Entre los masais de África los nombres tienen valores sagrados; tanto es así que, al morir una persona, nunca se vuelve a repetir su nombre, y si alguna palabra común suena parecido al nombre de algún fallecido, tendrá que ser reemplazada. En otras culturas, como los pueblos kacha nagas del Assam, India, los padres abandonan sus nombres cuando nace un niño, y se llaman entonces «el padre de fulanito».
 Sin embargo, la mayoría de la cultura occidental —fiel heredera de la cultura grecolatina— ha perdido en su haber la disposición de nombrar «a cada cual según su medida»; aunque todavía se escuchan nombres como Agapito, Clemente, Evaristo, Mamerto, Pancracio, Prudencia, Teodoro, entre otros.
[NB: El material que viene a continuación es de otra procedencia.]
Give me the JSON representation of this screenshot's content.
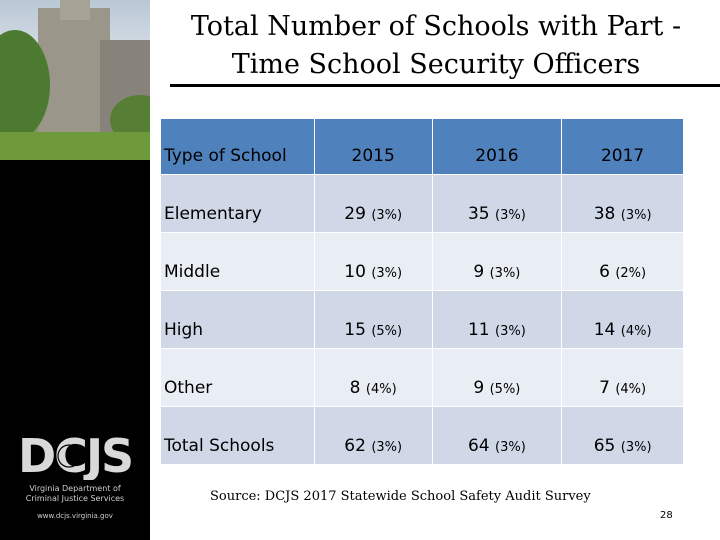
{
  "title": "Total Number of Schools with Part -Time School Security Officers",
  "logo": {
    "text": "DCJS"
  },
  "agency": {
    "line1": "Virginia Department of",
    "line2": "Criminal Justice Services",
    "website": "www.dcjs.virginia.gov"
  },
  "table": {
    "headers": [
      "Type of School",
      "2015",
      "2016",
      "2017"
    ],
    "rows": [
      {
        "type": "Elementary",
        "cells": [
          {
            "n": "29",
            "p": "(3%)"
          },
          {
            "n": "35",
            "p": "(3%)"
          },
          {
            "n": "38",
            "p": "(3%)"
          }
        ]
      },
      {
        "type": "Middle",
        "cells": [
          {
            "n": "10",
            "p": "(3%)"
          },
          {
            "n": "9",
            "p": "(3%)"
          },
          {
            "n": "6",
            "p": "(2%)"
          }
        ]
      },
      {
        "type": "High",
        "cells": [
          {
            "n": "15",
            "p": "(5%)"
          },
          {
            "n": "11",
            "p": "(3%)"
          },
          {
            "n": "14",
            "p": "(4%)"
          }
        ]
      },
      {
        "type": "Other",
        "cells": [
          {
            "n": "8",
            "p": "(4%)"
          },
          {
            "n": "9",
            "p": "(5%)"
          },
          {
            "n": "7",
            "p": "(4%)"
          }
        ]
      },
      {
        "type": "Total Schools",
        "cells": [
          {
            "n": "62",
            "p": "(3%)"
          },
          {
            "n": "64",
            "p": "(3%)"
          },
          {
            "n": "65",
            "p": "(3%)"
          }
        ]
      }
    ]
  },
  "source": "Source: DCJS 2017 Statewide School Safety Audit Survey",
  "page_number": "28"
}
La verdad es que este fenómeno onomástico muy poco estudiado, convierte, fatalmente, a algunas personas en blanco fácil para la risa, pues estas tienen nombres que poseen un significado poco «agraciado» en otras culturas. Por ejemplo, en hebreo Abel es aliento; Caleb, perro; Damaris, yegua; Débora, abeja; José, a quien Dios ayuda; en griego Jorge significa agricultor; Margarita, perla; en latín Claudio proviene de claudus,  cojo; Laura, corona de laureles; en germano Enrique es jefe de la casa y Luis, guerrero famoso.  
¿Qué les parece? El estudio de los nombres propios es una ciencia muy amplia. No hay exclusión; el nombre propio constituye una condición, un privilegio, nuestra tarjeta de presentación que, alejado de su realidad, forma parte indisoluble y convencional nuestra, y como expresa S. Ullman en Semántica: Introducción a la ciencia del significado: «Nadie está sin nombre una vez que ha venido al mundo, leemos en la Odisea, a cada uno le imponen un nombre sus padres en el momento de nacer».